FLORIDA
2002 Legislation
In 2002, the Florida Legislature took a number of actions that affected long-term care, from addressing nursing home quality issues to creating a new long-term care policy agency and improving access to services through a statewide information and referral system and a simplified eligibility determination process.
Lawmakers continued to address nursing home staffing standards and liability issues as they had in several previous sessions. On the staffing front, the legislators prohibited union organizing activities by a nursing home employee during any period that the employee was included in staffing calculations to meet minimum staffing standards.
Lawmakers also followed up on the actions they took in 2001 to stabilize financial risk for nursing homes after a number of insurance companies threatened to pull out of the Florida market because of mounting lawsuits against nursing homes. In 2002, lawmakers expedited the availability of general and professional liability insurance for nursing homes by advancing $6 million to capitalize the risk retention group. The legislators also called for a report on the number of notices of intent to litigate received by each nursing home every month, the number of complaints filed each month, and information about the deficiencies cited in the complaints.

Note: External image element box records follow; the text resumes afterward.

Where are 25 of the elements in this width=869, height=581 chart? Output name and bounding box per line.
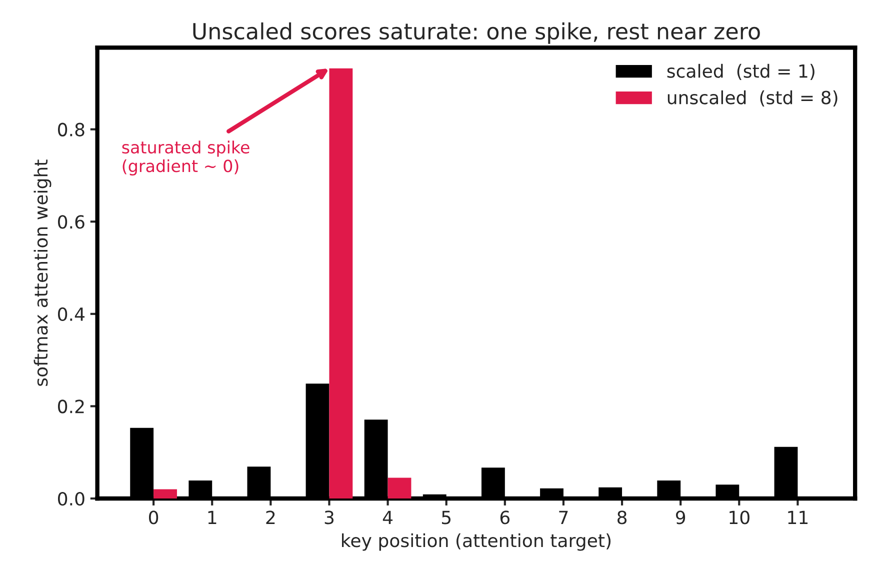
x-tick-label: 9: [676, 510, 686, 524]
legend-label: unscaled (std = 8): [668, 90, 838, 106]
x-tick-label: 3: [324, 510, 334, 524]
x-tick-label: 10: [730, 510, 750, 524]
x-tick-label: 7: [559, 510, 568, 524]
x-axis-title: key position (attention target): [342, 533, 610, 551]
x-tick-label: 0: [148, 510, 158, 524]
x-tick-label: 2: [266, 510, 275, 524]
y-tick-label: 0.0: [58, 492, 84, 506]
y-tick-label: 0.6: [58, 215, 84, 229]
bar: [154, 489, 177, 498]
x-tick-label: 8: [618, 510, 627, 524]
bar: [388, 478, 412, 498]
x-tick-label: 4: [382, 510, 393, 524]
annotation: saturated spike (gradient ~ 0): [122, 140, 250, 176]
y-tick-label: 0.2: [58, 400, 84, 414]
x-tick-label: 1: [208, 510, 216, 524]
y-axis-title: softmax attention weight: [34, 160, 52, 386]
x-tick-label: 11: [788, 510, 808, 524]
y-tick-label: 0.8: [58, 122, 84, 136]
x-tick-label: 6: [500, 510, 510, 524]
legend-label: scaled (std = 1): [667, 64, 814, 80]
chart-title: Unscaled scores saturate: one spike, rest near zero: [193, 22, 760, 44]
y-tick-label: 0.4: [58, 307, 85, 322]
x-tick-label: 5: [442, 510, 451, 524]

Another measure created the Florida Health and Human Services Access Act, which establishes a framework for improvements in access to information about available long-term care services. The legislation calls for the development of an information and referral system using the 211 telephone number, a simplified eligibility determination process, and development of coordinated care management for people with disabilities and their families. The Agency for Health Care Administration was directed to conduct a pilot project to determine the feasibility of integrating state-funded health care benefit eligibility determination with information and referral services.
The Legislature also:
- Directed the Department of Elder Affairs and the Agency for Health Care Administration to develop a model system to move all state-funded services for the elderly in one of the state's planning and service areas to a managed, integrated, long-term care delivery system under the direction of a single entity. All funding for services would be integrated into a single, per-person, per-month payment rate.
- Enacted the Florida Consumer-Directed Care Act, which requires the Agency for Health Care Administration to allow those enrolled in the Medicaid home and community-based waiver programs to direct their own care, if they are able to do so, or to designate an eligible representative. People enrolled in the program will be given a monthly budget allowance, based on their assessed functional needs.
- Established the Office of Long-Term Care Policy in the Department of Elder Affairs to evaluate, improve and coordinate the long-term care delivery system and to make recommendations to increase the availability of home and community-based services.
The new Office of Long-Term Care Policy has a 13-member Advisory Council, which issued its first report in February 2003. The Advisory Council recommended that a template be designed for evaluating all long-term care programs, using a uniform methodology across all components. The next step, the council said, would be an evaluation of the Medicaid waiver programs, to be followed by pilot projects and existing programs.
The council noted that fragmentation of long-term care programs and services would be a major focus for its work because similar services are provided by different programs; multiple state agencies are involved in repetitive or duplicative processes; some segments of the long-term care continuum, such as assisted living and hospice, have as many as four agencies overseeing a portion of their activities; and coordination among state agencies is limited. The report concluded that this fragmentation was the largest single policy issue facing the council.